Of course we assume that payment was your intention, and can only wonder if in the sleep-deprived chaos of your second child’s first year (congratulations once again, and we hope you enjoyed the preserves, which were put up by the president’s wife with fruit from their own yard) you perhaps wrote the check but forgot to mail it, or perhaps the stamped and addressed envelope slipped down behind the credenza. If you would double-check we would be most grateful.

For we know that you have been a customer in good standing for many years and, if I may put it so, “a straight ahead fellow”, and we are eager to put this matter to rest as soon as possible. Please feel free to call me or stop by the bank at your convenience if there is anything at all I can do, and in the event that some impediment to making full payments has arisen for you, I am sure that we can work out a reasonable solution satisfactory to all parties. Also, it should go without saying that if payment has been remitted you may disregard this letter and join us in considering the matter closed.

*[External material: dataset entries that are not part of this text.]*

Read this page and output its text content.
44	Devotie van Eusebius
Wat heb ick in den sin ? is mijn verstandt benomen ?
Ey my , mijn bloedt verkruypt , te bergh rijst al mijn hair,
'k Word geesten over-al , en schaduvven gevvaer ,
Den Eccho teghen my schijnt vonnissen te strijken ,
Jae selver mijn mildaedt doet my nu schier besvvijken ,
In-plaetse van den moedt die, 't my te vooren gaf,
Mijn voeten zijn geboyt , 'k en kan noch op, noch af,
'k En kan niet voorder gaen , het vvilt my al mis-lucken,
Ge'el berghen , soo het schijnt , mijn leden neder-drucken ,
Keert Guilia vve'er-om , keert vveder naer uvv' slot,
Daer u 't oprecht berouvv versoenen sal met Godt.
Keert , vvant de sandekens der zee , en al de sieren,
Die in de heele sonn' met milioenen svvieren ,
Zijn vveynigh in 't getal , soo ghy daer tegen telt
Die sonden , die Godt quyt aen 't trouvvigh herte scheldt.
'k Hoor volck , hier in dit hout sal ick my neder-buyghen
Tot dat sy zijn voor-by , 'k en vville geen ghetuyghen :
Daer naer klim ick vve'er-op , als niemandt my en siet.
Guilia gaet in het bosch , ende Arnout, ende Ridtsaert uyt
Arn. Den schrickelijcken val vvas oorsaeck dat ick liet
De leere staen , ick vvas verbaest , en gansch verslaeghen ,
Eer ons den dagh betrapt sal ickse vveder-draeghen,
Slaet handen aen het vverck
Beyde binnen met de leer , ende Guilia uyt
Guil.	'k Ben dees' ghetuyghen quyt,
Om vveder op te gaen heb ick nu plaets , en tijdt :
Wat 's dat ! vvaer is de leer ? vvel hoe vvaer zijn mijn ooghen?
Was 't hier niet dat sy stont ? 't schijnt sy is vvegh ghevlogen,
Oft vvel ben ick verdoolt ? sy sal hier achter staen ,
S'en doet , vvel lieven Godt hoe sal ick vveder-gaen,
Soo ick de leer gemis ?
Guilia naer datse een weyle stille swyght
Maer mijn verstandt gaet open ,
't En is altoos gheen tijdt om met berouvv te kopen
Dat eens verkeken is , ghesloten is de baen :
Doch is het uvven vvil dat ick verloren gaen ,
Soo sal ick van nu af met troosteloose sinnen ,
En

I look forward to hearing from you and remain

Yours aff’ly,

Hiram C. Honeywell
Vice President of Accounts
Stalwart Savings and Loan

P.S. On a personal note, we hope to see your brood at the Cow Chip Cookie Eating Contest and BBQ during Pioneer Days next week.

Apparently, this bank is not curious, nor does it send out letters making polite enquiry into the whereabouts of its money. It sends notices like the one I received today notifying me that my annihilation as a homeowner is imminent. The combination of my non-payment and a certain time period have reacted chemically to trigger the fiduciary equivalent of a thermonuclear event, which can now only be aborted through swift action and consultation with experts.

I miss the world of humans. I’d like to tell them that the check is in the mail, but it’s not. There is no check. I entered the amounts, including the late penalty fee, in the online form and clicked Make Payments. Funds are being transferred electronically and automatically. Sometime soon. I hope.